Griffith UniversityUnearthing stone-age Sri Lankan hunting tools

Unearthing stone-age Sri Lankan hunting tools

While rich in range of potential food sources—from ground- and tree-dwelling animals to freshwater molluscs and wild fruits—rainforests have often been seen as an insurmountable challenge for most ancient human populations.

Griffith researchers are part of a team that has proved this conception as false, uncovering evidence that ancient humans not only successfully adapted to rainforest living, but did so in an ecologically sustainable manner.

The team focused their efforts on one of Sri Lanka’s most famous cave sites, Kitulgala Beli-lina, renowned for its wealth of stone tools, bone artefacts and the remains of both game animals and humans. Among their findings was a selection of miniaturised stone tools, skilfully manufactured from pebbles and cobbles sourced from nearby streams and then shaped with hammerstones. The resulting small, slender and sharp pieces were then most likely mounted onto wooden shafts to create projectile hunting tools.

This discovery, in combination with other cave records in the region, demonstrates repeated and consistent settlement of rainforest zones from 8,000 to 45,000 years ago.

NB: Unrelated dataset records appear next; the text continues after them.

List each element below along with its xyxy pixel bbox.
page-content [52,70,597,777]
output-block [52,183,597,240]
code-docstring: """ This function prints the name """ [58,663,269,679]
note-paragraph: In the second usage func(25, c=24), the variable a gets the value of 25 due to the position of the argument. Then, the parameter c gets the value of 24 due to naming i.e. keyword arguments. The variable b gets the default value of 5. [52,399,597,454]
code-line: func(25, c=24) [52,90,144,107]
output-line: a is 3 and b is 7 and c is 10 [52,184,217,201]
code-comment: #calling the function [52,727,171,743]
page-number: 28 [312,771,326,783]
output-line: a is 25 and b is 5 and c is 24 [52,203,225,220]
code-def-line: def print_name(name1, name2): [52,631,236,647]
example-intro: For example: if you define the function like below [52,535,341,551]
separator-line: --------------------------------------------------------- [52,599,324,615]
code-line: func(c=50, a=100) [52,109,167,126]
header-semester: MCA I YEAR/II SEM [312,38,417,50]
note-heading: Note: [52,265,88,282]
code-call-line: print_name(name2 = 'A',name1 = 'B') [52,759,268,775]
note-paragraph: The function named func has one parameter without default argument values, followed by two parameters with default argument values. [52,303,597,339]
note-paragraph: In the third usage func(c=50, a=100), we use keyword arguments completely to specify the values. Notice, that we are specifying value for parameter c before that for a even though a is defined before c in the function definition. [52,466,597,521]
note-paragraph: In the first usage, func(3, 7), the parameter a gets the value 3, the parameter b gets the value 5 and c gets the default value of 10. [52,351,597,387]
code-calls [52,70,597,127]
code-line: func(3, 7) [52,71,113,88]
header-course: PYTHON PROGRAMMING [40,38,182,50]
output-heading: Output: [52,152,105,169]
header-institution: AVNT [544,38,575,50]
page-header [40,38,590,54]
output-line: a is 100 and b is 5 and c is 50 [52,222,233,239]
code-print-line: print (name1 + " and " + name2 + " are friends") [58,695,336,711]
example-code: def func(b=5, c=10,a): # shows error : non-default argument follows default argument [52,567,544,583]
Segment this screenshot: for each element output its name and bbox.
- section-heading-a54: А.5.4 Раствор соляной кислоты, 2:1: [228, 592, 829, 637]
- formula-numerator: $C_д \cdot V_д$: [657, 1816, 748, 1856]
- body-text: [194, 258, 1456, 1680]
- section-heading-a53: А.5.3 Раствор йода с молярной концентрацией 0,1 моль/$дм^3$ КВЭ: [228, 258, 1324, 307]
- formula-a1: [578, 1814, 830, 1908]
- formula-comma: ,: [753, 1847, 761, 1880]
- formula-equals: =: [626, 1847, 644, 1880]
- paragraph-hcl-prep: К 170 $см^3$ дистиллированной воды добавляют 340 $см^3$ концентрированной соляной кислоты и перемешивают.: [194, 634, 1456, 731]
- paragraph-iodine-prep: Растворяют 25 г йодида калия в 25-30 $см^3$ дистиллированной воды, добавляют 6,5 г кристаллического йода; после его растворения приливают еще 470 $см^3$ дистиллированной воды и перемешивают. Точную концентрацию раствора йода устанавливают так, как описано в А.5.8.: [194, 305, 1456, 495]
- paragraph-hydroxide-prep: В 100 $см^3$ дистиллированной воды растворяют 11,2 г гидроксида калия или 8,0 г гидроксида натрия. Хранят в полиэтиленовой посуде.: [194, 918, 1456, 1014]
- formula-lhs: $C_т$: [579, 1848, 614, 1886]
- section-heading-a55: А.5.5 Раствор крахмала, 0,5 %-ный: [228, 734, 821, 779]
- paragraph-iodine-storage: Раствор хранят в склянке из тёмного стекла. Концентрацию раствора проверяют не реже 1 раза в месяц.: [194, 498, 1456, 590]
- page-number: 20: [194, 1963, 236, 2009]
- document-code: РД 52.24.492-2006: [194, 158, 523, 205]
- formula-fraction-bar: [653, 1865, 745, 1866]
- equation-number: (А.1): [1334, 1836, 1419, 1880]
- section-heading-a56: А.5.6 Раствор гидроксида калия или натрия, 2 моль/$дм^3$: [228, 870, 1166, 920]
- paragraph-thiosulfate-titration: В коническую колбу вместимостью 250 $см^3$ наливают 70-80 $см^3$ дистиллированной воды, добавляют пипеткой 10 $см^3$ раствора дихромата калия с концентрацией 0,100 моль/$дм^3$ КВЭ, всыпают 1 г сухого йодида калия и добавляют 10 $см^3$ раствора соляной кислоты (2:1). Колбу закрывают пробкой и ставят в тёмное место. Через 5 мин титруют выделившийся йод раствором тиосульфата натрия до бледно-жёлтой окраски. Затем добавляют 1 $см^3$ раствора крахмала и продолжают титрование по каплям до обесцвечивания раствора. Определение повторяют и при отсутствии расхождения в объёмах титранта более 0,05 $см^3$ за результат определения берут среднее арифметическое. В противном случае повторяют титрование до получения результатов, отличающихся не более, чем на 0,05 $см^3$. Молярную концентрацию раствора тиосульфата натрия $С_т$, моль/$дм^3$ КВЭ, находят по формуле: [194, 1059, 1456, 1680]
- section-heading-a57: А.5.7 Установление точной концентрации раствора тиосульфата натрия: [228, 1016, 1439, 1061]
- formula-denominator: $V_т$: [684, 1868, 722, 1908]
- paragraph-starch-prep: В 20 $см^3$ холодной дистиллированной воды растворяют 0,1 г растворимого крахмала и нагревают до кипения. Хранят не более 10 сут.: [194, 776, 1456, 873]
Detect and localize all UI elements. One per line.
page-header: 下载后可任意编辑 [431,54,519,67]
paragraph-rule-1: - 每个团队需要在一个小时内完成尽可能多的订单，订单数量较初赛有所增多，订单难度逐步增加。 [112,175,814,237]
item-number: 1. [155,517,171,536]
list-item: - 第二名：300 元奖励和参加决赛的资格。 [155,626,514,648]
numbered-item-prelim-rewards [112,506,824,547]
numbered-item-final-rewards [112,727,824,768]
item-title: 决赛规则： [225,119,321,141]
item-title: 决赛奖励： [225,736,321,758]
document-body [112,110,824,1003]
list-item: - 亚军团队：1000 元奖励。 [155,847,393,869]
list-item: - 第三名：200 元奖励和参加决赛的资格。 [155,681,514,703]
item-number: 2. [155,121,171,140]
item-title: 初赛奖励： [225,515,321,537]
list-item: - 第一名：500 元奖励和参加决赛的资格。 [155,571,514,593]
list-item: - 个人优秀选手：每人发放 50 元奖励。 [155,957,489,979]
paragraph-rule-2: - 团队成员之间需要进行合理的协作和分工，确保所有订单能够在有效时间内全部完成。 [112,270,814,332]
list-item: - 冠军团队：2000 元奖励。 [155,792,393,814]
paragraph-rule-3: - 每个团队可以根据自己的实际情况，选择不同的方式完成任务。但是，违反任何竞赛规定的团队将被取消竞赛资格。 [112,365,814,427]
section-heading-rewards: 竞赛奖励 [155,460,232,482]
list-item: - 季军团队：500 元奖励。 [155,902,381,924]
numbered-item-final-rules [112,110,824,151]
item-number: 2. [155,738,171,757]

It also provides key insights into how humans adapted to suit their environment as they migrated across Asia.

Professor Michael Petraglia, director of Griffith’s Australian Research Centre for Human Evolution and a senior author of the associated PLOS ONE study, played a key role in the team.

‘The cave excavations in Sri Lanka have provided new insights into human behaviour over the long term, showing that foragers were able to adapt and survive without adversely impacting their ecosystems,’ he said. ‘The hunting of prey high in the trees and dense forests required special subsistence strategies, planning and sophisticated toolkits.’

‘In order not to over-exploit their local environments and food resources, foragers repeatedly moved from cave to cave,’ Professor Petraglia said, ‘consistently shifting their residences without harming the long-term sustainability of their subsistence base.’